Including Identification Details

I really like this picture of my great-grandparents and their two youngest children. Unlike many photographs I have, it doesn't seem staged--the clothes are on the line, after all. And the daughter seems to be shooting her father a funny type of look. 

But identifying the picture got me to thinking...
I'm still toying with ways to include "metadata" with pictures. I realize that when creating graphics files there are other ways to include details such as those I've written in black on this document without putting them on the actual image itself.  One concern I see is that not all users of graphic images readily access such metadata and some may inadvertently bypass it entirely.

Genealogists who are not necessarily adept with their computer skills may simply copy and paste the image into their own graphics program or genealogical software--thus bypassing any "metadata" that is not an "immediate" part of the image and unintentionally overlooking key information.

Who is in the picture is important, but I'm starting to become convinced that some of the "chain of provenance" and "how" we know who is in the picture or where it is taken is important too--just as important. There are many pictures on the internet that are identified, but if one simply "copied and pasted it," how does one know if the identification was correct?

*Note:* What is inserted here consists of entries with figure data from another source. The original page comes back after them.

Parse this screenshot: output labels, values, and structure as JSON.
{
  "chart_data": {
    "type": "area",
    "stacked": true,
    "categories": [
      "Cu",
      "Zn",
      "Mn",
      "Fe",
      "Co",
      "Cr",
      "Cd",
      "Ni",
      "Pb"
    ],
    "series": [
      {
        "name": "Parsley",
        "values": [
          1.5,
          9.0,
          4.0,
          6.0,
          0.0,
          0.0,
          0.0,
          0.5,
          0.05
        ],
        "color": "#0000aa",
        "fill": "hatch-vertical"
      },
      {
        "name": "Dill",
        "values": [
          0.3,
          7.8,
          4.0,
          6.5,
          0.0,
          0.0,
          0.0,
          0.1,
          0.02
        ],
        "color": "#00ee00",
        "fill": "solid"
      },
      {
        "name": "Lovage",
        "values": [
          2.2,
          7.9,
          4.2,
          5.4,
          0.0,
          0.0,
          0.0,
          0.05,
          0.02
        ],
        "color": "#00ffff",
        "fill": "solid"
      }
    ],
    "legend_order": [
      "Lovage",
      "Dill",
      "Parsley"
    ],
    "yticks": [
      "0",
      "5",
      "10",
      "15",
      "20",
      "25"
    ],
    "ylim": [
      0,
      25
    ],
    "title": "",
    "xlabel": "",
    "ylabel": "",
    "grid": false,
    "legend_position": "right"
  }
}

And if the image gets saved without any identifying information, then it's just an old picture of some dead people.


3 comments:

Barbara said...

I too have been trying different methods to add the "metadata" to a photo. I agree the best way is to see it with the photo or it will be missed. Instead of writing it directly on the photo I open the photo in paint, zoom out a little, and click and hold the small box at the bottom (or corner, or side) of the photo, pulling down or out, creating a "white space" to the size needed and where you may add text, drawings, or shapes. This box extending tool is tiny and easy to miss and the help in paint does not mention it's use. I also use this after I have "cut out" a digital newspaper article with snipping tool. I can then add the newspaper information to my clipping.

Robyn said...

These are both very good ideas that I had not thought of. I've amassed a large photo collection and am constantly trying to organize it better & preserve it smartly.

Kat said...

I copy photos and/or scanned newspaper items into a WORD document adding the appropriate details and cite the source.